Usher es el espectáculo del medio tiempo. Los espectáculos de medio tiempo están diseñados para sorprenderlos en los balcones superiores, así que espere pirotecnia, océanos de bailarines moviéndose al unísono y probablemente una entrada novedosa al escenario: un silbido desde arriba o un silbido desde abajo.
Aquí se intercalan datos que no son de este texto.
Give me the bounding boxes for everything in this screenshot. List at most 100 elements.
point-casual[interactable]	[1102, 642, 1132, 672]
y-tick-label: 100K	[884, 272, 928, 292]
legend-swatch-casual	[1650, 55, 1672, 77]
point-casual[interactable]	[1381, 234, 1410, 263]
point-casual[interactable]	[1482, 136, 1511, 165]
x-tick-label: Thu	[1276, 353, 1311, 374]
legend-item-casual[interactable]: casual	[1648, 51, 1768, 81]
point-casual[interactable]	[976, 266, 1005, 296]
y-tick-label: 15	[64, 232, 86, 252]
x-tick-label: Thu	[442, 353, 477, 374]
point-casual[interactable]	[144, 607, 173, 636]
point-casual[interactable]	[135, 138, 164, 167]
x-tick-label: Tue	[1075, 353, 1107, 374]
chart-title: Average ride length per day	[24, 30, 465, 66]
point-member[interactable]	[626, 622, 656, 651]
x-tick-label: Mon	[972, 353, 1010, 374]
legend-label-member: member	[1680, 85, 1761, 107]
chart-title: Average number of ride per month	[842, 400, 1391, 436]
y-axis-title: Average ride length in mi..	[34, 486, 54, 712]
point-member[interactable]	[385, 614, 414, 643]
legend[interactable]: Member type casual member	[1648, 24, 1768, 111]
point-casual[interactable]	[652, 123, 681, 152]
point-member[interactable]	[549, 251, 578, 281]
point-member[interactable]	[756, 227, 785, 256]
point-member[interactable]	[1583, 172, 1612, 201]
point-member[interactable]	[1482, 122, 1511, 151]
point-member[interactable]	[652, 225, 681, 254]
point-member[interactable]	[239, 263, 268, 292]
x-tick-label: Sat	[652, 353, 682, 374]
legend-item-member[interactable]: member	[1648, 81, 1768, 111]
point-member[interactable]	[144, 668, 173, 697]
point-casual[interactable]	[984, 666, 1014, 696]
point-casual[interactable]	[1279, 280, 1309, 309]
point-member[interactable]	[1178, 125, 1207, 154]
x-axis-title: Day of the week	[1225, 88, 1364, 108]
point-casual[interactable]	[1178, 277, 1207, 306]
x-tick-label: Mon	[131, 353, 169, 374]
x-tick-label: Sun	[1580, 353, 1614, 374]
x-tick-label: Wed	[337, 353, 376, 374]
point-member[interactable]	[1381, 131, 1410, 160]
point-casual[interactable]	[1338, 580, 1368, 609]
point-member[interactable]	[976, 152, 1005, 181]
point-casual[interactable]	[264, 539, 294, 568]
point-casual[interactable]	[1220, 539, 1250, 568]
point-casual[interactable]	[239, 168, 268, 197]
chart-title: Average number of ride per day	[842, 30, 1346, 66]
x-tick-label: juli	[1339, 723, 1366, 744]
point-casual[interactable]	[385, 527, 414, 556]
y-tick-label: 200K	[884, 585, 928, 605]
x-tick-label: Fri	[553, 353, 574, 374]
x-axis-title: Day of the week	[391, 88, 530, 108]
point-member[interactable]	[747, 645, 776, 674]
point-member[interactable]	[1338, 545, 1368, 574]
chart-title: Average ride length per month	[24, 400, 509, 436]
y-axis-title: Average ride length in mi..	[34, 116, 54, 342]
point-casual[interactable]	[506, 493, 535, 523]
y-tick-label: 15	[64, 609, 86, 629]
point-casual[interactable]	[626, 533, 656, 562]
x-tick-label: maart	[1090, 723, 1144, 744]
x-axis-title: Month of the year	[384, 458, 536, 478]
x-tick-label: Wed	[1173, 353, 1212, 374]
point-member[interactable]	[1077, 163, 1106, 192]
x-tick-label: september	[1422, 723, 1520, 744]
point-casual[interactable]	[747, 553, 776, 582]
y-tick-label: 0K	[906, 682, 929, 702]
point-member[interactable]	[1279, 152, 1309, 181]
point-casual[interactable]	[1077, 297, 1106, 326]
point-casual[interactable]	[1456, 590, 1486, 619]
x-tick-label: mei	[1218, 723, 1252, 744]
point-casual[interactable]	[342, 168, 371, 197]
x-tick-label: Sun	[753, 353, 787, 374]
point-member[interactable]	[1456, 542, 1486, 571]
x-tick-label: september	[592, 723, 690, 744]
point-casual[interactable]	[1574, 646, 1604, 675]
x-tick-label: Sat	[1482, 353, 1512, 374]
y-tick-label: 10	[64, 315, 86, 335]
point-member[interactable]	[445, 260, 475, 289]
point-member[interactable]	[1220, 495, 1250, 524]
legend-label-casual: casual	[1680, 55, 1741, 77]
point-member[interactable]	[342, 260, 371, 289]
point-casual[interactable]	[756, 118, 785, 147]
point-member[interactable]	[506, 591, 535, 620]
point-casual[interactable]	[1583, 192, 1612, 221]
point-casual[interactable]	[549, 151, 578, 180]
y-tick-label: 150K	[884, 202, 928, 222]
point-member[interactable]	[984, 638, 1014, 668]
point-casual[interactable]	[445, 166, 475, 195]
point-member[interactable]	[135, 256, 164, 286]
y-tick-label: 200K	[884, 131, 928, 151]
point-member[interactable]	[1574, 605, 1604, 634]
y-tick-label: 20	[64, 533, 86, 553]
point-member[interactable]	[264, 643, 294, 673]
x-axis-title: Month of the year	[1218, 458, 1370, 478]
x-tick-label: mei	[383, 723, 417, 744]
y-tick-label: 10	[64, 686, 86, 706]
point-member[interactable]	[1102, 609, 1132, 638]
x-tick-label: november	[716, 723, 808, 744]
Siempre vale la pena ver los anuncios. El tiempo de emisión de un anuncio de 30 segundos actualmente ronda los 7 millones de dólares, además de los costos de producción. Los anuncios del Super Bowl son marketing en su máxima expresión. Estos anuncios suelen ser controvertidos, a veces sensacionalistas y siempre memorables. El choque anual de titanes es un evento de alto riesgo para todos los involucrados y las recompensas son estupendas. ¿De cuánto efectivo estamos hablando? Las tres grandes cadenas estadounidenses se turnan para transmitir el Super Bowl, y se espera que los ingresos por publicidad de este evento le generen a CBS algo del orden de los 600 millones de dólares.

El trofeo, en sí mismo, es bastante interesante. Resulta que, a diferencia de la Copa Stanley, hay docenas de trofeos de Super Bowl, uno por cada año desde el inicio del Super Bowl en 1967. En el fútbol americano, el equipo ganador se queda con el trofeo y cada jugador recibe un versión en miniatura.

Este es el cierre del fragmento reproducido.